1635’li yıllarda Mevlevihane’nin gelir kaynağı olarak kurulmuş. Bununla birlikte 33 tane dükkân, açık buğday ve kapalı buğday pazarı Mevlevihane’nin miladı. O dönemden bu döneme kadar da aynı şekilde devam ediyor. Yani kısaca Tahmis Kahvesi’nin başlangıcı Mevlevihane’dir. Çarşının içerisinde yerleşik, Konya’dan sonra Şam’a kadar olan en büyük Mevlevihane. Burası aynı zamanda İpek Yolu ticaretinin olduğu merkez. Bölgede görmüş olduğunuz 16 tane büyük han var. Tamamı gayrimüslimlerin ticaret yaptığı bir yerleşke. 1800’lü yıllarda Gaziantep nüfusunun yüzde 40’a yakını gayrimüslim. Yüzde 25 civarında Ermeni vatandaşımız, yüzde 14 oranında Musevi vatandaşımız yaşarmış burada. İç içeymişiz hep. Buranın Musevileri, 1979 – 80’li yıllara kadar Antep’te ikamet etmişler. Değişik sosyal olaylar neticesi İsrail’e gitmişler.

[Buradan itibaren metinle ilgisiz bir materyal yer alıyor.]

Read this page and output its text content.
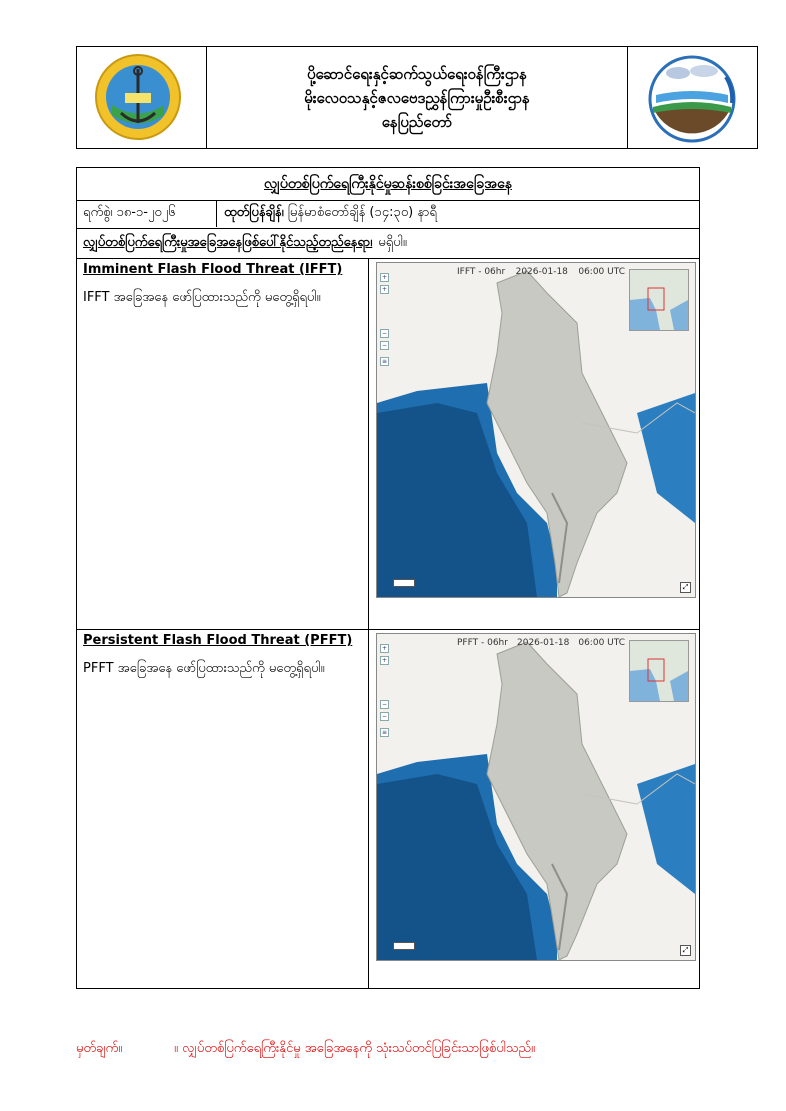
ပို့ဆောင်ရေးနှင့်ဆက်သွယ်ရေးဝန်ကြီးဌာန
မိုးလေဝသနှင့်ဇလဗေဒညွှန်ကြားမှုဦးစီးဌာန
နေပြည်တော်
လျှပ်တစ်ပြက်ရေကြီးနိုင်မှုဆန်းစစ်ခြင်းအခြေအနေ
ရက်စွဲ၊ ၁၈-၁-၂၀၂၆	ထုတ်ပြန်ချိန်၊ မြန်မာစံတော်ချိန် (၁၄:၃၀) နာရီ
လျှပ်တစ်ပြက်ရေကြီးမှုအခြေအနေဖြစ်ပေါ်နိုင်သည့်တည်နေရာ၊ မရှိပါ။
Imminent Flash Flood Threat (IFFT)
IFFT အခြေအနေ ဖော်ပြထားသည်ကို မတွေ့ရှိရပါ။
IFFT - 06hr 2026-01-18 06:00 UTC
+
+
−
−
≡
⤢
Persistent Flash Flood Threat (PFFT)
PFFT အခြေအနေ ဖော်ပြထားသည်ကို မတွေ့ရှိရပါ။
PFFT - 06hr 2026-01-18 06:00 UTC
+
+
−
−
≡
⤢
မှတ်ချက်။	။ လျှပ်တစ်ပြက်ရေကြီးနိုင်မှု အခြေအနေကို သုံးသပ်တင်ပြခြင်းသာဖြစ်ပါသည်။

Ermeniler de tehcire kadar burada yaşamışlar… Gayrimüslimlerin kendi mahalleleri var: Bey Mahallesi, Kayacık, Yahudi mahallesi… Şimdiki ismiyle Karagöz Mahallesi’nin olduğu bölge. Ermenilerin de dört tane kilisesi ve okulları var… Yani, Gaziantep’te bu yeme içme kültürünün yoğunluğu, hem şehrin Halep’e yakınlığı hem de yüzyıllar öncesinden bu yana değişik kültürlerin bir arada yaşamasından kaynaklanıyor. Tahmis, kurulduğu dönemden beri kıraathane. Osmanlı’nın ilk kıraathanelerinden biri. Burası aynı zamanda bir kültür merkezi. Biz her ne kadar kahve Yemen’den geliyor desek de Yemen’den ticaret ile buraya geliyor. Kahvenin esasında mekânı Habeşistan. Oradan İpek Yolu ticareti ile şehre geliyor. Buradan da Anadolu’nun değişik yerlerine bir şekilde gidiyor. Onun için kahvenin dövülüp, çekilip, kavrulup satıldığı, sunuma hazırlandığı yere ‘tahmis’ denmiş. Tabii Gaziantep’te Tahmis’i Menengiç Kahvesi olarak da bilirler. Çünkü Menengiç kahvesinin de Gaziantep’teki merkezidir.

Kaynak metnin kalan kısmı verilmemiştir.